Tegen het arrest van het hof heeft [eiser] beroep in cassatie ingesteld. De cassatiedagvaarding is aan dit arrest gehecht en maakt daarvan deel uit.
[Verweerster] heeft geconcludeerd tot verwerping van het beroep.
De zaak is voor partijen toegelicht door hun advocaten.
De conclusie van de Advocaat-Generaal C.L. de Vries Lentsch-Kostense strekt tot verwerping van het beroep.
De advocaat van [eiser] heeft bij brief van 29 december 2003 op die conclusie gereageerd.
3. Beoordeling van het middel
3.1 In cassatie kan van het volgende worden uitgegaan.
(i) [Eiser], geboren op [geboortedatum] 1941, was van 1 januari 1972 tot 1 januari 2002 in dienst bij [verweerster]. In het jaar 2001 bedroeg zijn maandinkomen ƒ 18.043,-- exclusief vakantiegeld. Op grond van art. 13 A van de tussen partijen van toepassing zijnde CAO zoals deze in 1998 is totstandgekomen, eindigde de dienstbetrekking van [eiser] per 1 januari 2002 van rechtswege wegens het bereiken van de maximale opbouw van het ouderdomspensioen.
(ii) Vanaf 11 september 2000 tot 20 juli 2001 is [eiser] ten gevolge van overspannenheid volledig arbeidsongeschikt geweest.

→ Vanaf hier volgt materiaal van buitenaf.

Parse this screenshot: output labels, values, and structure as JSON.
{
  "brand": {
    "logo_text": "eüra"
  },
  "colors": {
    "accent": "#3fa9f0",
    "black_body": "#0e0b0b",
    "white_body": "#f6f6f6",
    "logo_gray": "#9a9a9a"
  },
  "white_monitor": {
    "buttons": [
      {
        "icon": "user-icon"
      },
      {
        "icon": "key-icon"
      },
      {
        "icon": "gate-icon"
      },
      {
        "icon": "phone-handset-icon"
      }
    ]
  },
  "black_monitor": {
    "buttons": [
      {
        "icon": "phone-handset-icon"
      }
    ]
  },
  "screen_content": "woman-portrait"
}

In verband hiermee heeft hij vanaf 20 juli 2001 tot 20 augustus 2001 50% van de volledige arbeidstijd gewerkt.
(iii) In april 2001 hebben [eiser] en [verweerster] gesproken over hun samenwerking in de toekomst. Beide partijen waren toen niet ervan op de hoogte, althans waren zich niet ervan bewust, dat de dienstbetrekking van [eiser] op grond van voornoemde CAO per 1 januari 2002 van rechtswege zou eindigen.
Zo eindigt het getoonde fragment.